UNIVERSITAS NEGERI PADANG


2009
MANUSIA, NILAI, MORAL, DAN HUKUM

A. PENGERTIAN NILAI
Nilai adalah sesuatu yang berharga, bermutu, menunjukkan kualitas, dan berguna
bagi manusia. Sesuatu itu bernilai berarti sesuatu itu berharga atau berguna bagi
kehidupan manusia.
Beberapa pendapat ahli mengenai definisi nilai, yaitu:
 Kluckhohn (dalam Zavalloni, 1975: 75) mendefinisikan nilai sebagai
“... a conception explicit or implicit, distinctive of an individual or
characteristic of a group, of the desirable which influence the selection
from available modes, means and ends of action.”
 Rokeach (1973: 5) menyatakan nilai adalah keyakinan yang kekal, yaitu bentuk
khusus dari tingkah laku atau tujuan akhir kehidupan yang secara individu atau
kelompok lebih disukai dibandingkan dengan kebalikannya.
 Feather (1994: 184) mendefinisikan nilai sebagai keyakinan umum tentang cara
bertingkah laku yang diinginkan atau tidak diinginkan dan mengenai tujuan dan
titik akhir yang ingin dicapai.
 Schwartz (1994: 21) menyatakan nilai adalah perubahan keadaan yang
diharapkan, kepentingan yang bervariasi, yang disajikan sebagai pedoman hidup
bagi seseorang atau orang lain.
Lebih lanjut Schwartz juga menjelaskan bahwa nilai adalah (1) suatu keyakinan,
(2) berkaitan dengan cara bertingkah laku atau tujuan akhir tertentu, (3)
melampaui situasi spesifik, (4) mengarahkan seleksi atau evaluasi terhadap
tingkah laku, individu, dan kejadian-kejadian, serta (5) tersusun berdasarkan
derajat kepentingannya. 
Berdasarkan beberapa pendapat tersebut, terlihat kesamaan pemahaman
tentang nilai, yaitu (1) suatu keyakinan, (2) berhubungan dengan cara bertingkah
laku dan tujuan akhir tertentu. Jadi dapat disimpulkan bahwa nilai adalah suatu
keyakinan mengenai cara bertingkah laku dan tujuan akhir yang diinginkan
individu, dan digunakan sebagai prinsip atau standar dalam hidupnya. 
Pemahaman tentang nilai tidak terlepas dari pemahaman tentang bagaimana
nilai itu terbentuk.
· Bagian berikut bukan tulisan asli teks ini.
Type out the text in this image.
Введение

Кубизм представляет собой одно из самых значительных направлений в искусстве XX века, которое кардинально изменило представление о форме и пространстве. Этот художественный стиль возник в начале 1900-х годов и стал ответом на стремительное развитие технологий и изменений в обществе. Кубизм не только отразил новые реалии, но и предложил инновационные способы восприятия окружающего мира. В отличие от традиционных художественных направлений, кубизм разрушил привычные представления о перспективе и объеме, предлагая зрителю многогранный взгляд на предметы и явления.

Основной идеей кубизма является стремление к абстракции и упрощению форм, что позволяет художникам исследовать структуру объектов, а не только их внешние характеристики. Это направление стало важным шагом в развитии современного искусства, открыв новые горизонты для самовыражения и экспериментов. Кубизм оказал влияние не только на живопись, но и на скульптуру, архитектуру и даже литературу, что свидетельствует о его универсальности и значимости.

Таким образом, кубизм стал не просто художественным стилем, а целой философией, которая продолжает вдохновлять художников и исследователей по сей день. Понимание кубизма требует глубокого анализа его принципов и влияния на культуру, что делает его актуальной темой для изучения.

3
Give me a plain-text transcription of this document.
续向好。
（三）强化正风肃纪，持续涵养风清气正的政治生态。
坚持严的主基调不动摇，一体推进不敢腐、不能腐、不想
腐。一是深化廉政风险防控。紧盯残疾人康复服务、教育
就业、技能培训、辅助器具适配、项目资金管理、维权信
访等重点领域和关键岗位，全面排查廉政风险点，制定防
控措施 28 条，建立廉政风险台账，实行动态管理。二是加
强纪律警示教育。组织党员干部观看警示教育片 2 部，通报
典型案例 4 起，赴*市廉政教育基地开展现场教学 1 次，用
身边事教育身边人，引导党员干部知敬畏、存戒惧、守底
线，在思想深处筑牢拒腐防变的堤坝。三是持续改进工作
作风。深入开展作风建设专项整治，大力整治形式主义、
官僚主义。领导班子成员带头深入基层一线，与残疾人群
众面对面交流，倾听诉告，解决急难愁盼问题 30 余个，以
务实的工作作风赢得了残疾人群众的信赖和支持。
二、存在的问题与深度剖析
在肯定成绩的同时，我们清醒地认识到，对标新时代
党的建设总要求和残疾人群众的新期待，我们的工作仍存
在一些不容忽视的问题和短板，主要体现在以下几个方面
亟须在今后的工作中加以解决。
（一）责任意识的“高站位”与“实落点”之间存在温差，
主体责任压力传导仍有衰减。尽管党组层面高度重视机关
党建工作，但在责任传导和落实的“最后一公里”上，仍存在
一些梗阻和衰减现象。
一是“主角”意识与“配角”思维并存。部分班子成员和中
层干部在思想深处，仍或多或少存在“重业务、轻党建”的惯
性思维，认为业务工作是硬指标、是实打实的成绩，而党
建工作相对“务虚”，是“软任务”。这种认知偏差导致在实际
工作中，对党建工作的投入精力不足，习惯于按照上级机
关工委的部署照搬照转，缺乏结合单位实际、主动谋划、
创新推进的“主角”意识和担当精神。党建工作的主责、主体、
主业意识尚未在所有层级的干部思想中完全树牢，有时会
Schwartz berpandangan bahwa nilai merupakan representasi
kognitif dari tiga tipe persyaratan hidup manusia yang universal, yaitu:
a. kebutuhan individu sebagai organisme biologis
b. persyaratan interaksi sosial yang membutuhkan koordinasi interpersonal
c. tuntutan institusi sosial untuk mencapai kesejahteraan kelompok dan
kelangsungan hidup kelompok.
Sifat-sifat nilai menurut Bambang Daroeso (1986) adalah sebagai berikut.
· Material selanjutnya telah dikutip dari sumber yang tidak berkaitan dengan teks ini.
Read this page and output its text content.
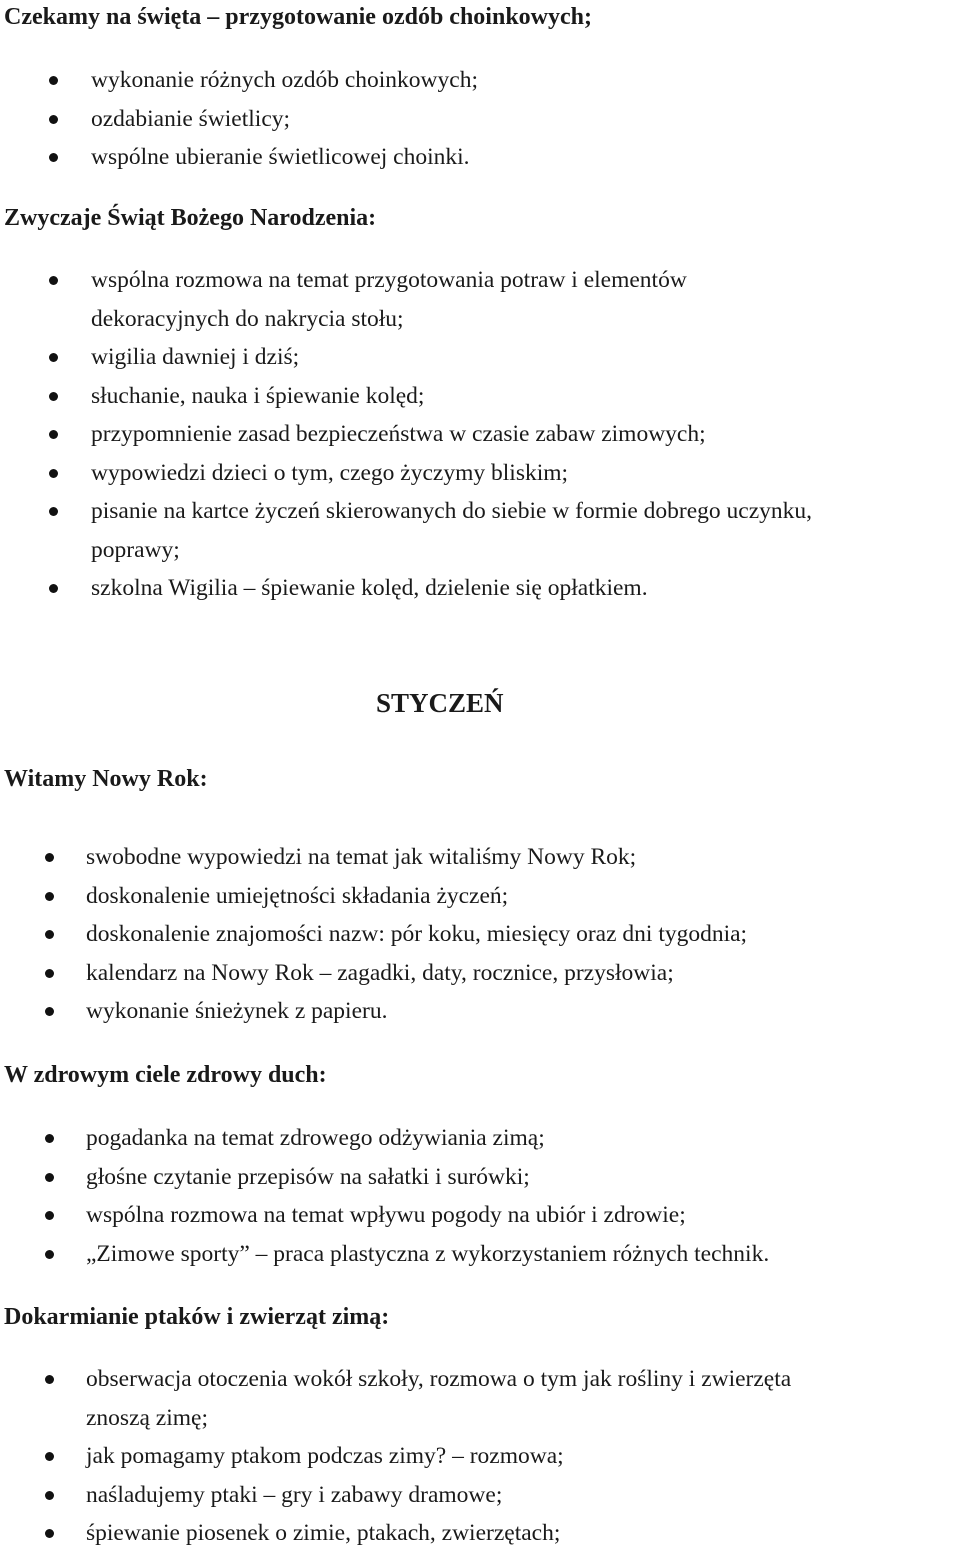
Czekamy na święta – przygotowanie ozdób choinkowych;
wykonanie różnych ozdób choinkowych;
ozdabianie świetlicy;
wspólne ubieranie świetlicowej choinki.
Zwyczaje Świąt Bożego Narodzenia:
wspólna rozmowa na temat przygotowania potraw i elementów
dekoracyjnych do nakrycia stołu;
wigilia dawniej i dziś;
słuchanie, nauka i śpiewanie kolęd;
przypomnienie zasad bezpieczeństwa w czasie zabaw zimowych;
wypowiedzi dzieci o tym, czego życzymy bliskim;
pisanie na kartce życzeń skierowanych do siebie w formie dobrego uczynku,
poprawy;
szkolna Wigilia – śpiewanie kolęd, dzielenie się opłatkiem.
STYCZEŃ
Witamy Nowy Rok:
swobodne wypowiedzi na temat jak witaliśmy Nowy Rok;
doskonalenie umiejętności składania życzeń;
doskonalenie znajomości nazw: pór koku, miesięcy oraz dni tygodnia;
kalendarz na Nowy Rok – zagadki, daty, rocznice, przysłowia;
wykonanie śnieżynek z papieru.
W zdrowym ciele zdrowy duch:
pogadanka na temat zdrowego odżywiania zimą;
głośne czytanie przepisów na sałatki i surówki;
wspólna rozmowa na temat wpływu pogody na ubiór i zdrowie;
„Zimowe sporty” – praca plastyczna z wykorzystaniem różnych technik.
Dokarmianie ptaków i zwierząt zimą:
obserwacja otoczenia wokół szkoły, rozmowa o tym jak rośliny i zwierzęta
znoszą zimę;
jak pomagamy ptakom podczas zimy? – rozmowa;
naśladujemy ptaki – gry i zabawy dramowe;
śpiewanie piosenek o zimie, ptakach, zwierzętach;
a. Nilai itu suatu realitas abstrak dan ada dalam kehidupan manusia. Nilai yang
bersifat abstrak tidak dapat diindra. Hal yang dapat diamati hanyalah objek yang
bernilai itu. Misalnya, orang yang memiliki kejujuran. Kejujuran adalah nilai,
tetapi kita tidak bisa mengindra kejujuran itu. Yang dapat kita indra adalah
kejujuran itu.
b. Nilai memiliki sifat normatif, artinya nilai mengandung harapan, cita-cita, dan
suatu keharusan sehingga nilai nemiliki sifat ideal (das sollen). Nilai diwujudkan
dalam bentuk norma sebagai landasan manusia dalam bertindak. Misalnya, nilai
keadilan. Semua orang berharap dan mendapatkan dan berperilaku yang
mencerminkan nilai keadilan.
c. Nilai berfungsi sebagai daya dorong/motivator dan manusia adalah pendukung
nilai. Manusia bertindak berdasar dan didorong oleh nilai yang
diyakininya.Misalnya, nilai ketakwaan. Adanya nilai ini menjadikan semua
orang terdorong untuk bisa mencapai derajat ketakwaan.
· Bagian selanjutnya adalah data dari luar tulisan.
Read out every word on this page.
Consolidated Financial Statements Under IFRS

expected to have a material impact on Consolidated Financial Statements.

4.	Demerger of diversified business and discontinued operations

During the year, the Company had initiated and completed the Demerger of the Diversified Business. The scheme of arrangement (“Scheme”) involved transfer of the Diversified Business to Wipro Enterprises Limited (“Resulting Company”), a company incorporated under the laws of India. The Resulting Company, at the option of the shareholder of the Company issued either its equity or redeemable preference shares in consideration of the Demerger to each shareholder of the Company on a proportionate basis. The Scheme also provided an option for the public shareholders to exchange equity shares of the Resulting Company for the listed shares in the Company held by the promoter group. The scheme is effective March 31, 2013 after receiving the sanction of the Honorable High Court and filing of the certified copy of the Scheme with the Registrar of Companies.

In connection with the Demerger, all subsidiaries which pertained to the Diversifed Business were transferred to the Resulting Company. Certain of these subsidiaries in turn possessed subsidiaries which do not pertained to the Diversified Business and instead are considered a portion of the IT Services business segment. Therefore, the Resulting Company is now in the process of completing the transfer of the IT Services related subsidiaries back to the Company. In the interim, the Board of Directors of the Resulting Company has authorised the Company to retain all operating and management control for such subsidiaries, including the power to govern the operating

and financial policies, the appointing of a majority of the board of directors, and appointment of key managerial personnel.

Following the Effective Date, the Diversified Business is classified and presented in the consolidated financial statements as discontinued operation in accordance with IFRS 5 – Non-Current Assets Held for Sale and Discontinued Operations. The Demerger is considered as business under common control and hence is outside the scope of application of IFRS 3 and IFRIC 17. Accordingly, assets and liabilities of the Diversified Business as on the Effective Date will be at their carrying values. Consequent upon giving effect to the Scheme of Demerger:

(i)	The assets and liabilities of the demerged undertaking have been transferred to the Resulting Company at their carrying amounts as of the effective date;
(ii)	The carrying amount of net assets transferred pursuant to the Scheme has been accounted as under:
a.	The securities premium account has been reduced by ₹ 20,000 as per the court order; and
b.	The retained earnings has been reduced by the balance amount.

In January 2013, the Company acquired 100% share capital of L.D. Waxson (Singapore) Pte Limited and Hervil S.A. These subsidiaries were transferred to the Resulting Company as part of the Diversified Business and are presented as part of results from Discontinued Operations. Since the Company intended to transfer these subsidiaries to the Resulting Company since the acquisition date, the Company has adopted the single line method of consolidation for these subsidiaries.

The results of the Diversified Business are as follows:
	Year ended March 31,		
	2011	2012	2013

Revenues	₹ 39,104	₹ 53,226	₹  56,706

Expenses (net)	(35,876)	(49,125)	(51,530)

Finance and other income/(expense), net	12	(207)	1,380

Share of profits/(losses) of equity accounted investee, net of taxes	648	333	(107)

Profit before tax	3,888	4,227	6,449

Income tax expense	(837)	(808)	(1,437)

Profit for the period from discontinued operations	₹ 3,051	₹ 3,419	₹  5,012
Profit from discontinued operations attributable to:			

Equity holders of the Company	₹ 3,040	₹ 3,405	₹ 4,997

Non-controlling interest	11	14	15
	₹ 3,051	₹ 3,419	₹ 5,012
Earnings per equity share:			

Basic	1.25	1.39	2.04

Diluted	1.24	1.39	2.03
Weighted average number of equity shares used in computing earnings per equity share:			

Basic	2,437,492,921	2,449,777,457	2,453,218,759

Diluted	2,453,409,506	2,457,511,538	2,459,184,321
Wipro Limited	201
Alport mengidentifikasikan 6 nilai yang terdapat dalam kehidupan
masyarakat, yaitu nilai teori, nilai ekonomi, nilai estetika, nilai sosial, nilai politik
dan nilai religi.
Hirarki nilai sangat tergantung pada titik tolak dan sudut pandang individu –
masyarakat terhadap sesuatu obyek. Max Scheler menyatakan bahwa nilai-nilai
yang ada tidak sama tinggi dan luhurnya. Menurutnya nilai-nilai dapat
dikelompokan dalam empat tingkatan, yaitu:
a. Nilai kenikmatan adalah nilai-nilai yang berkaitan dengan indra yang
memunculkan rasa senang, menderita, atau tidak enak.
b. Nilai kehidupan, yaitu nilai-nilai penting bagi kehidupan (jasmani, kesehatan,
dan kesejahteraan umum).
c. Nilai kejiwaan adalah nilai-nilai yang berkaitan dengan kebenaran, keindahan,
dan pengetahuan murni.
d. Nilai kerohanian, dalam tingkatan ini terdapat moralitas nilai yang suci.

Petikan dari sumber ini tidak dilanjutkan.